Method: A total of 52 patients with confirmed IPF
performed pulmonary function tests (spirometry, TLCO and 6MWT) and
surveys (SF-36, SGRQ, BDI, FAS, LCQ and patient's needs and expectations
authors’ survey) at baseline and after 12 months of pirfenidone treatment.
No significant changes of FVC, TLCO,
and distance in 6MWT were observed after 1 year of therapy. Patients’ needs and expectations in the course
of the study did not change, except for the right of deciding on disease
management, which was significantly more important after 12 months of treatment
as compared with the baseline (p = 0.014).

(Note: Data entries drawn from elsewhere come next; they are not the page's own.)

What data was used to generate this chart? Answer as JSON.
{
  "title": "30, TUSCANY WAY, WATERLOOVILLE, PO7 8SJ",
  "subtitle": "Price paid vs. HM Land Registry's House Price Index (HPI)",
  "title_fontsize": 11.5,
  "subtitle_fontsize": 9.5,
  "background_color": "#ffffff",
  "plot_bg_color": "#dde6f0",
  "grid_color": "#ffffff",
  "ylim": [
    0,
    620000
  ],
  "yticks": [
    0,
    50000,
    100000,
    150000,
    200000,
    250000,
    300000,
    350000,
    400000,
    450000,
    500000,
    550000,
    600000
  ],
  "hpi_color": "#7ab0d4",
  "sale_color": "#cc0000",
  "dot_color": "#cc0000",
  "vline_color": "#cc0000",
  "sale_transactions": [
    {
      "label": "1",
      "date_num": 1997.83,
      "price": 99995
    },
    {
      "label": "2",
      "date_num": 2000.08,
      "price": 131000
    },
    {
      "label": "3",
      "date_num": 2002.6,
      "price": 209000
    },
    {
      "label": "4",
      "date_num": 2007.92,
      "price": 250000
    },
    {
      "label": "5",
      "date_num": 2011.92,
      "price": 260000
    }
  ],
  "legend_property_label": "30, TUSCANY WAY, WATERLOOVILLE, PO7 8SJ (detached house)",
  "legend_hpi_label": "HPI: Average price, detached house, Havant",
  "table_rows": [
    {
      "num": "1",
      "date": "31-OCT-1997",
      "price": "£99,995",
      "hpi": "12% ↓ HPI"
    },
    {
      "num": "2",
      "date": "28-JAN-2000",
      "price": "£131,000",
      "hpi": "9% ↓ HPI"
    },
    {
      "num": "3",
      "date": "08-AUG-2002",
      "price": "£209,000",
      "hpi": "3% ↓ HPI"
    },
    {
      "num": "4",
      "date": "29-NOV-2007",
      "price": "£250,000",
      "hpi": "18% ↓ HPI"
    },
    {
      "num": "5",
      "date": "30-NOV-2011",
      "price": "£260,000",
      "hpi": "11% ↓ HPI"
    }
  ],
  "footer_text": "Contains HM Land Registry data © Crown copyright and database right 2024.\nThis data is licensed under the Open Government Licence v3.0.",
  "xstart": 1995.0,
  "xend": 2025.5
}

The most important needs for patients were access to novel therapy, fast and
easy access to health centres specializing in IPF treatment, and improvement of
the general condition or maintenance of its level. The least essential needs were
everyday social assistance, psychological support, and access to oxygen therapy
at home. Quality of life, measured by the SF-36, after 1 year of pirfenidone
treatment significantly improved in mean values of the physical cumulative
score (p = 0.004) and mental cumulative score (p = 0.003), namely in role-physical,
role-emotional, general health, and mental health. Whereas significant
deteriorations were observed in bodily pain and vitality. For the remaining
questionnaires (SGRQ, BDI, FAS and LCQ), no significant changes in the course
of the study were noticed. However, taking into account individual answers, the
majority of patients with IPF declared improvement or stabilization rather than
a deterioration in the quality of life, perception of dyspnoea, incidence of
cough and fatigue. Additionally, after 1 year of therapy, 12% of patients had simultaneous
improvements in the quality of life and reduced dyspnoea and cough intensity.
Conclusions: We conclude that 1 year of
anti-fibrotic treatment results in a general improvement in quality of life in
the SF-36 questionnaire. Patients’ expectations of disease management did not
change and access to novel therapies and easy access to health centres
specializing in IPF management remained their top needs.